Inflammatory breast cancer is a rare type of infiltrating carcinoma that has spread to lymphatic vessels in the skin covering the breast. Cancer cells blocking lymph vessels cause the skin of the affected breast to look red and feel warm. The skin may also thicken to the consistency of an orange peel. About 1% of invasive breast cancers are inflammatory carcinomas.

Medullary carcinoma is a special type of infiltrating ductal carcinoma with especially sharp boundaries between tumor tissue and normal tissue. The tumor also has larger than average cancer cells, with immune system cells present on the edges of the tumor. About 5% of breast cancers are medullary carcinomas.

Mucinous carcinoma is a rare type of invasive breast cancer that is formed by mucous-producing cancer cells which spread the disease into surrounding tissue.

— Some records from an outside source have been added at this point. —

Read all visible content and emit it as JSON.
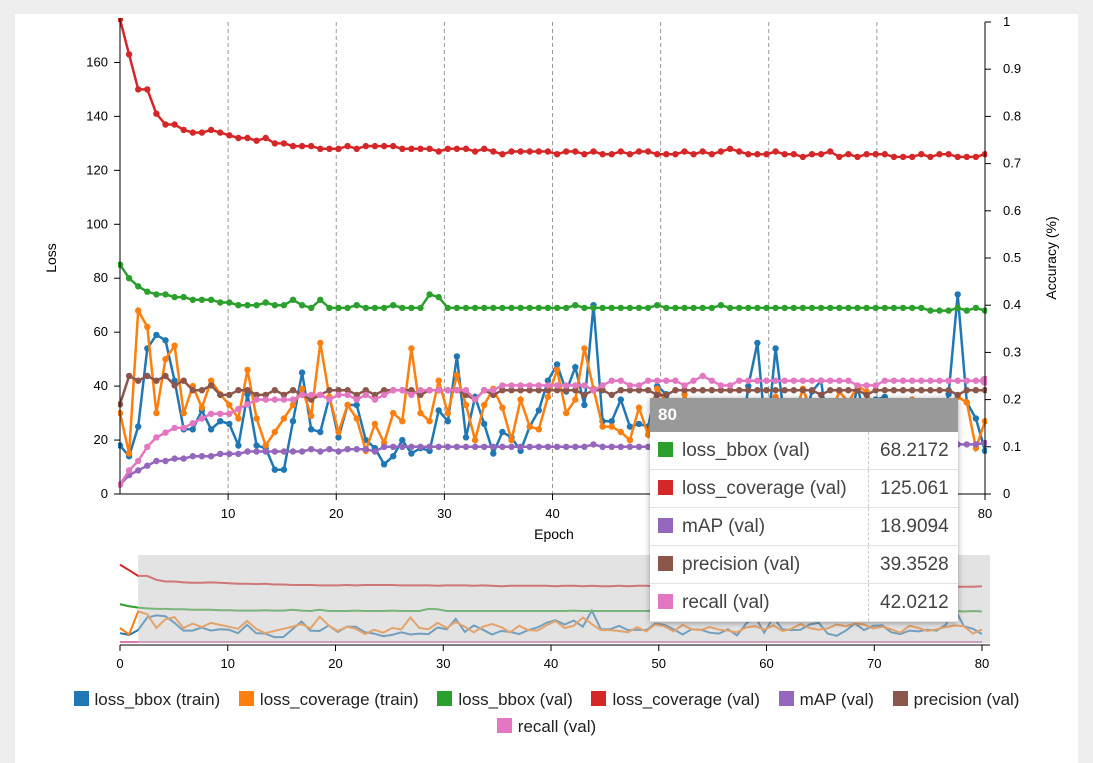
{
  "chart_data": {
    "type": "line",
    "xlabel": "Epoch",
    "ylabel": "Loss",
    "y2label": "Accuracy (%)",
    "xlim": [
      0,
      80
    ],
    "ylim": [
      0,
      175
    ],
    "y2lim": [
      0,
      1
    ],
    "xticks": [
      10,
      20,
      30,
      40,
      50,
      60,
      70,
      80
    ],
    "yticks": [
      0,
      20,
      40,
      60,
      80,
      100,
      120,
      140,
      160
    ],
    "y2ticks": [
      0,
      0.1,
      0.2,
      0.3,
      0.4,
      0.5,
      0.6,
      0.7,
      0.8,
      0.9,
      1
    ],
    "grid": "vertical dashed",
    "legend_position": "bottom",
    "series": [
      {
        "name": "loss_bbox (train)",
        "color": "#1f77b4",
        "axis": "left",
        "values": [
          18,
          14,
          25,
          54,
          59,
          57,
          42,
          24,
          24,
          31,
          24,
          27,
          26,
          18,
          37,
          18,
          17,
          9,
          9,
          27,
          45,
          24,
          23,
          36,
          21,
          33,
          33,
          20,
          17,
          11,
          14,
          20,
          15,
          17,
          16,
          31,
          27,
          51,
          21,
          36,
          26,
          15,
          23,
          21,
          16,
          25,
          31,
          42,
          48,
          38,
          47,
          33,
          70,
          27,
          27,
          35,
          25,
          26,
          25,
          40,
          37,
          27,
          15,
          27,
          26,
          19,
          17,
          27,
          13,
          40,
          56,
          19,
          54,
          27,
          25,
          26,
          38,
          42,
          17,
          12,
          24,
          40,
          25,
          35,
          36,
          20,
          16,
          24,
          22,
          26,
          24,
          37,
          74,
          34,
          28,
          16
        ]
      },
      {
        "name": "loss_coverage (train)",
        "color": "#ff7f0e",
        "axis": "left",
        "values": [
          30,
          15,
          68,
          62,
          30,
          50,
          55,
          30,
          40,
          32,
          42,
          37,
          33,
          28,
          46,
          28,
          18,
          23,
          28,
          33,
          39,
          29,
          56,
          36,
          23,
          33,
          28,
          16,
          26,
          19,
          30,
          27,
          54,
          30,
          27,
          42,
          30,
          44,
          33,
          20,
          33,
          39,
          32,
          20,
          35,
          25,
          24,
          36,
          46,
          30,
          35,
          54,
          39,
          25,
          25,
          23,
          20,
          32,
          22,
          39,
          34,
          22,
          37,
          27,
          25,
          32,
          26,
          24,
          20,
          31,
          34,
          26,
          36,
          23,
          28,
          39,
          30,
          26,
          29,
          38,
          34,
          40,
          38,
          29,
          33,
          27,
          19,
          35,
          30,
          23,
          27,
          32,
          36,
          34,
          17,
          27
        ]
      },
      {
        "name": "loss_bbox (val)",
        "color": "#2ca02c",
        "axis": "left",
        "values": [
          85,
          80,
          77,
          75,
          74,
          74,
          73,
          73,
          72,
          72,
          72,
          71,
          71,
          70,
          70,
          70,
          71,
          70,
          70,
          72,
          70,
          69,
          72,
          69,
          69,
          69,
          70,
          69,
          69,
          69,
          70,
          69,
          69,
          69,
          74,
          73,
          69,
          69,
          69,
          69,
          69,
          69,
          69,
          69,
          69,
          69,
          69,
          69,
          69,
          69,
          70,
          69,
          69,
          69,
          69,
          69,
          69,
          69,
          69,
          70,
          69,
          69,
          69,
          69,
          69,
          69,
          70,
          69,
          69,
          69,
          69,
          69,
          69,
          69,
          69,
          69,
          69,
          69,
          69,
          69,
          69,
          69,
          69,
          69,
          69,
          69,
          69,
          69,
          69,
          68,
          68,
          68,
          69,
          68,
          69,
          68
        ]
      },
      {
        "name": "loss_coverage (val)",
        "color": "#d62728",
        "axis": "left",
        "values": [
          176,
          163,
          150,
          150,
          141,
          137,
          137,
          135,
          134,
          134,
          135,
          134,
          133,
          132,
          132,
          131,
          132,
          130,
          130,
          129,
          129,
          129,
          128,
          128,
          128,
          129,
          128,
          129,
          129,
          129,
          129,
          128,
          128,
          128,
          128,
          127,
          128,
          128,
          128,
          127,
          128,
          127,
          126,
          127,
          127,
          127,
          127,
          127,
          126,
          127,
          127,
          126,
          127,
          126,
          126,
          127,
          126,
          127,
          127,
          126,
          126,
          126,
          127,
          126,
          127,
          126,
          127,
          128,
          127,
          126,
          126,
          126,
          127,
          126,
          126,
          125,
          126,
          126,
          127,
          125,
          126,
          125,
          126,
          126,
          126,
          125,
          125,
          125,
          126,
          125,
          126,
          126,
          125,
          125,
          125,
          126
        ]
      },
      {
        "name": "mAP (val)",
        "color": "#9467bd",
        "axis": "right",
        "values": [
          0.02,
          0.04,
          0.05,
          0.06,
          0.07,
          0.07,
          0.075,
          0.075,
          0.08,
          0.08,
          0.08,
          0.085,
          0.085,
          0.085,
          0.09,
          0.09,
          0.09,
          0.09,
          0.09,
          0.09,
          0.09,
          0.095,
          0.09,
          0.095,
          0.09,
          0.095,
          0.095,
          0.095,
          0.09,
          0.1,
          0.1,
          0.1,
          0.1,
          0.1,
          0.1,
          0.1,
          0.1,
          0.1,
          0.1,
          0.1,
          0.1,
          0.1,
          0.1,
          0.1,
          0.1,
          0.1,
          0.1,
          0.1,
          0.1,
          0.1,
          0.1,
          0.1,
          0.105,
          0.1,
          0.1,
          0.1,
          0.1,
          0.1,
          0.1,
          0.1,
          0.1,
          0.1,
          0.1,
          0.1,
          0.1,
          0.1,
          0.1,
          0.105,
          0.105,
          0.105,
          0.105,
          0.105,
          0.105,
          0.105,
          0.105,
          0.105,
          0.105,
          0.105,
          0.105,
          0.105,
          0.105,
          0.105,
          0.105,
          0.105,
          0.105,
          0.105,
          0.105,
          0.105,
          0.105,
          0.105,
          0.105,
          0.105,
          0.105,
          0.105,
          0.105,
          0.108
        ]
      },
      {
        "name": "precision (val)",
        "color": "#8c564b",
        "axis": "right",
        "values": [
          0.19,
          0.25,
          0.24,
          0.25,
          0.24,
          0.25,
          0.23,
          0.24,
          0.22,
          0.22,
          0.23,
          0.21,
          0.21,
          0.22,
          0.22,
          0.21,
          0.21,
          0.22,
          0.21,
          0.22,
          0.21,
          0.2,
          0.21,
          0.22,
          0.22,
          0.22,
          0.21,
          0.22,
          0.21,
          0.22,
          0.22,
          0.22,
          0.22,
          0.21,
          0.22,
          0.22,
          0.22,
          0.22,
          0.21,
          0.2,
          0.22,
          0.21,
          0.22,
          0.22,
          0.22,
          0.22,
          0.22,
          0.22,
          0.22,
          0.22,
          0.22,
          0.21,
          0.22,
          0.22,
          0.21,
          0.22,
          0.22,
          0.22,
          0.22,
          0.21,
          0.21,
          0.22,
          0.22,
          0.22,
          0.22,
          0.22,
          0.22,
          0.22,
          0.22,
          0.22,
          0.22,
          0.22,
          0.22,
          0.22,
          0.22,
          0.22,
          0.22,
          0.21,
          0.22,
          0.22,
          0.22,
          0.22,
          0.21,
          0.22,
          0.22,
          0.22,
          0.22,
          0.22,
          0.22,
          0.22,
          0.22,
          0.22,
          0.21,
          0.22,
          0.22,
          0.22
        ]
      },
      {
        "name": "recall (val)",
        "color": "#e377c2",
        "axis": "right",
        "values": [
          0.02,
          0.05,
          0.07,
          0.1,
          0.12,
          0.13,
          0.14,
          0.14,
          0.15,
          0.16,
          0.17,
          0.17,
          0.17,
          0.18,
          0.19,
          0.2,
          0.2,
          0.2,
          0.2,
          0.2,
          0.21,
          0.21,
          0.21,
          0.2,
          0.21,
          0.21,
          0.2,
          0.21,
          0.2,
          0.21,
          0.22,
          0.22,
          0.21,
          0.22,
          0.22,
          0.22,
          0.22,
          0.22,
          0.22,
          0.2,
          0.22,
          0.22,
          0.23,
          0.23,
          0.23,
          0.23,
          0.23,
          0.23,
          0.23,
          0.23,
          0.23,
          0.23,
          0.22,
          0.23,
          0.24,
          0.24,
          0.23,
          0.23,
          0.24,
          0.24,
          0.24,
          0.24,
          0.23,
          0.24,
          0.25,
          0.24,
          0.23,
          0.23,
          0.24,
          0.24,
          0.24,
          0.24,
          0.24,
          0.24,
          0.24,
          0.24,
          0.24,
          0.24,
          0.24,
          0.24,
          0.24,
          0.23,
          0.23,
          0.23,
          0.24,
          0.24,
          0.24,
          0.24,
          0.24,
          0.24,
          0.24,
          0.24,
          0.24,
          0.24,
          0.24,
          0.24
        ]
      }
    ],
    "brush": {
      "xlim": [
        0,
        80
      ],
      "xticks": [
        0,
        10,
        20,
        30,
        40,
        50,
        60,
        70,
        80
      ],
      "selected_range": [
        1.5,
        80
      ]
    }
  },
  "tooltip": {
    "header": "80",
    "rows": [
      {
        "name": "loss_bbox (val)",
        "value": "68.2172",
        "color": "#2ca02c"
      },
      {
        "name": "loss_coverage (val)",
        "value": "125.061",
        "color": "#d62728"
      },
      {
        "name": "mAP (val)",
        "value": "18.9094",
        "color": "#9467bd"
      },
      {
        "name": "precision (val)",
        "value": "39.3528",
        "color": "#8c564b"
      },
      {
        "name": "recall (val)",
        "value": "42.0212",
        "color": "#e377c2"
      }
    ]
  },
  "legend": [
    {
      "name": "loss_bbox (train)",
      "color": "#1f77b4"
    },
    {
      "name": "loss_coverage (train)",
      "color": "#ff7f0e"
    },
    {
      "name": "loss_bbox (val)",
      "color": "#2ca02c"
    },
    {
      "name": "loss_coverage (val)",
      "color": "#d62728"
    },
    {
      "name": "mAP (val)",
      "color": "#9467bd"
    },
    {
      "name": "precision (val)",
      "color": "#8c564b"
    },
    {
      "name": "recall (val)",
      "color": "#e377c2"
    }
  ]
}
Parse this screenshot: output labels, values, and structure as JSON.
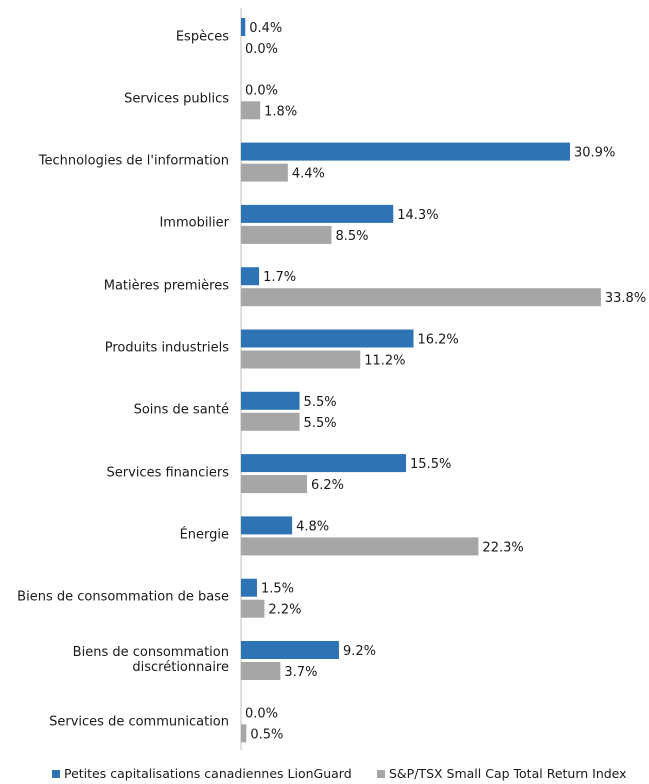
{
  "chart_data": {
    "type": "bar",
    "orientation": "horizontal",
    "categories": [
      "Espèces",
      "Services publics",
      "Technologies de l'information",
      "Immobilier",
      "Matières premières",
      "Produits industriels",
      "Soins de santé",
      "Services financiers",
      "Énergie",
      "Biens de consommation de base",
      "Biens de consommation\ndiscrétionnaire",
      "Services de communication"
    ],
    "series": [
      {
        "name": "Petites capitalisations canadiennes LionGuard",
        "color": "#2e74b5",
        "values": [
          0.4,
          0.0,
          30.9,
          14.3,
          1.7,
          16.2,
          5.5,
          15.5,
          4.8,
          1.5,
          9.2,
          0.0
        ],
        "labels": [
          "0.4%",
          "0.0%",
          "30.9%",
          "14.3%",
          "1.7%",
          "16.2%",
          "5.5%",
          "15.5%",
          "4.8%",
          "1.5%",
          "9.2%",
          "0.0%"
        ]
      },
      {
        "name": "S&P/TSX Small Cap Total Return Index",
        "color": "#a6a6a6",
        "values": [
          0.0,
          1.8,
          4.4,
          8.5,
          33.8,
          11.2,
          5.5,
          6.2,
          22.3,
          2.2,
          3.7,
          0.5
        ],
        "labels": [
          "0.0%",
          "1.8%",
          "4.4%",
          "8.5%",
          "33.8%",
          "11.2%",
          "5.5%",
          "6.2%",
          "22.3%",
          "2.2%",
          "3.7%",
          "0.5%"
        ]
      }
    ],
    "xlim": [
      0,
      40
    ],
    "grid": false,
    "legend_position": "bottom"
  }
}
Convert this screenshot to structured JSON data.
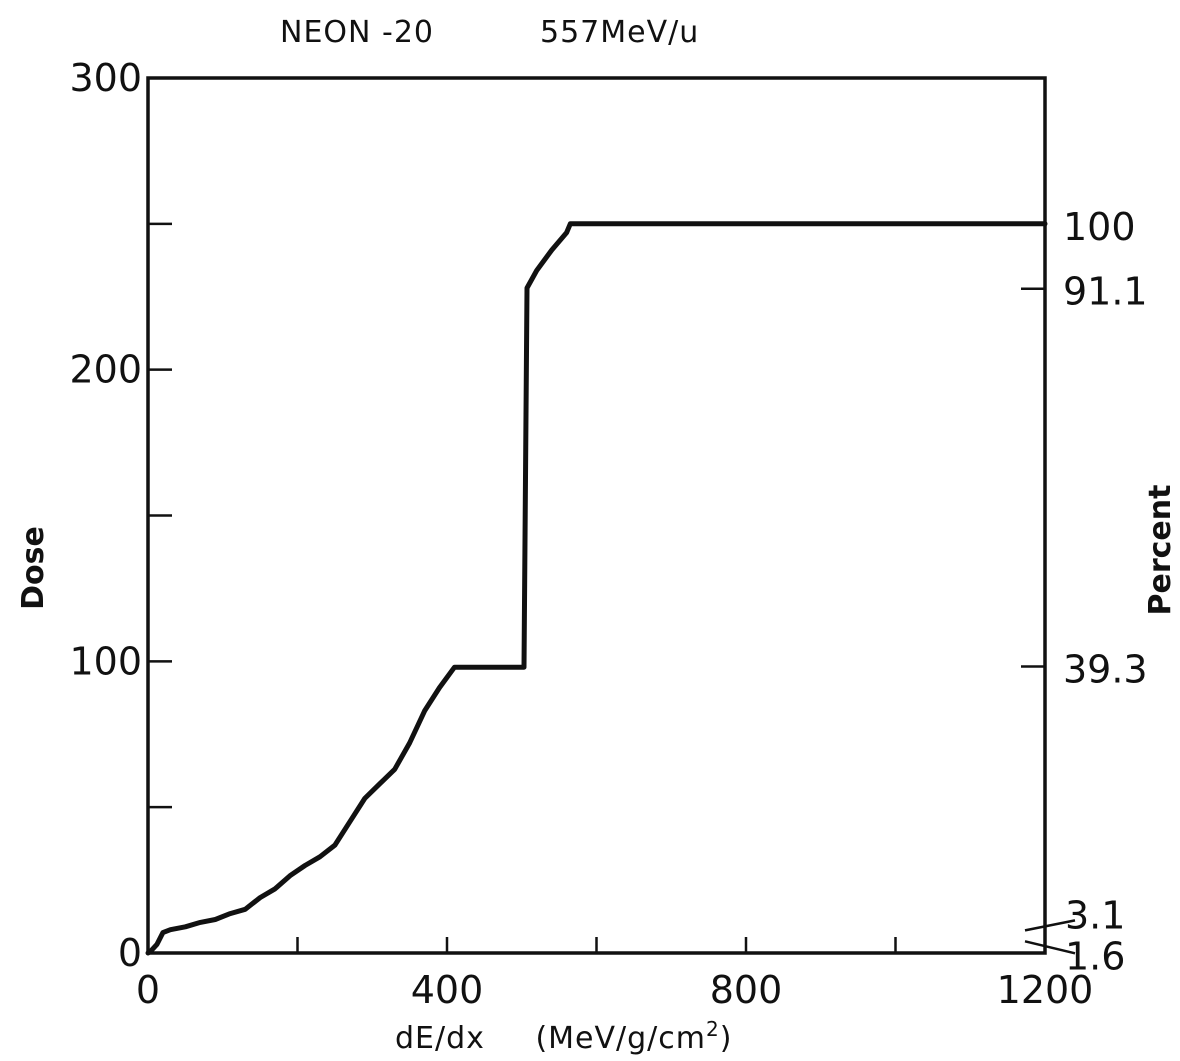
{
  "chart_data": {
    "type": "line",
    "title": "NEON -20",
    "subtitle": "557MeV/u",
    "xlabel": "dE/dx",
    "xlabel_unit": "(MeV/g/cm",
    "xlabel_unit_sup": "2",
    "xlabel_unit_close": ")",
    "ylabel": "Dose",
    "y2label": "Percent",
    "xlim": [
      0,
      1200
    ],
    "ylim": [
      0,
      300
    ],
    "x_ticks_labeled": [
      "0",
      "400",
      "800",
      "1200"
    ],
    "x_tick_values": [
      0,
      200,
      400,
      600,
      800,
      1000,
      1200
    ],
    "x_tick_label_values": [
      0,
      400,
      800,
      1200
    ],
    "y_ticks_labeled": [
      "0",
      "100",
      "200",
      "300"
    ],
    "y_tick_values": [
      0,
      50,
      100,
      150,
      200,
      250,
      300
    ],
    "y_tick_label_values": [
      0,
      100,
      200,
      300
    ],
    "y2_ticks": [
      {
        "label": "100",
        "dose": 250
      },
      {
        "label": "91.1",
        "dose": 227.75
      },
      {
        "label": "39.3",
        "dose": 98.25
      },
      {
        "label": "3.1",
        "dose": 7.75
      },
      {
        "label": "1.6",
        "dose": 4
      }
    ],
    "grid": false,
    "legend": "none",
    "series": [
      {
        "x": [
          0,
          5,
          12,
          20,
          30,
          50,
          70,
          90,
          110,
          130,
          150,
          170,
          190,
          210,
          230,
          250,
          270,
          290,
          310,
          330,
          350,
          370,
          390,
          410,
          420,
          450,
          480,
          503,
          507,
          520,
          540,
          560,
          565,
          600,
          700,
          800,
          900,
          1000,
          1100,
          1200
        ],
        "y": [
          0,
          1,
          3,
          7,
          8,
          9,
          10.5,
          11.5,
          13.5,
          15,
          19,
          22,
          26.5,
          30,
          33,
          37,
          45,
          53,
          58,
          63,
          72,
          83,
          91,
          98,
          98,
          98,
          98,
          98,
          228,
          234,
          241,
          247,
          250,
          250,
          250,
          250,
          250,
          250,
          250,
          250
        ]
      }
    ]
  }
}
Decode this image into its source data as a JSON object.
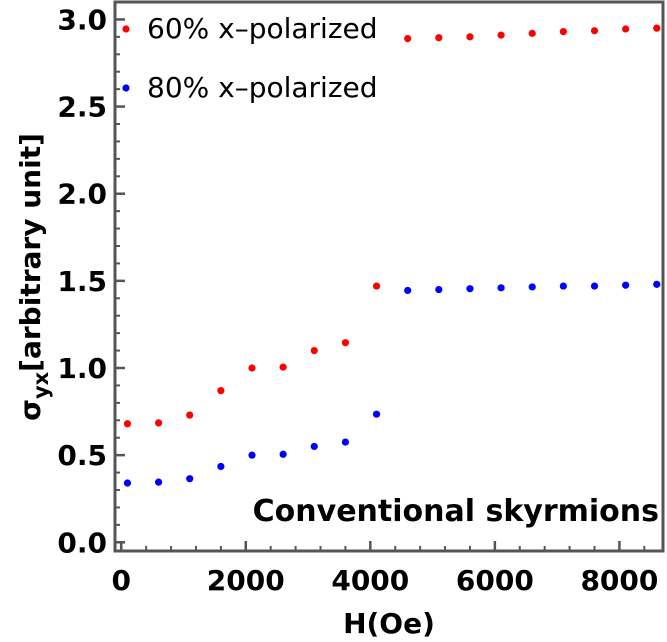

Phyllodes Tumor is a very rare type of tumor that forms in the connective tissue of the breast and is generally benign, although there are rare instances of malignancy. In the malignant form, the phyllodes tumor is treated by surgically removing the tumor along with a wide margin of normal tissue, or by mastectomy. Phyllodes tumors are not responsive to hormonal therapy and are less responsive than other breast cancers to chemotherapy or radiation. Benign phyllodes are generally treated by removing the tumor and a narrow margin of surrounding tissue. Malignant phyllodes are treated in the same manner; however, a wider margin of tissue is removed. In some instances, mastectomy is the indicated treatment for malignant phyllodes tumor. Less than 10 women a year die of this form of breast cancer.

Tubular carcinoma is a special type of low grade infiltrating breast cancer that accounts for about 2% of invasive breast cancers.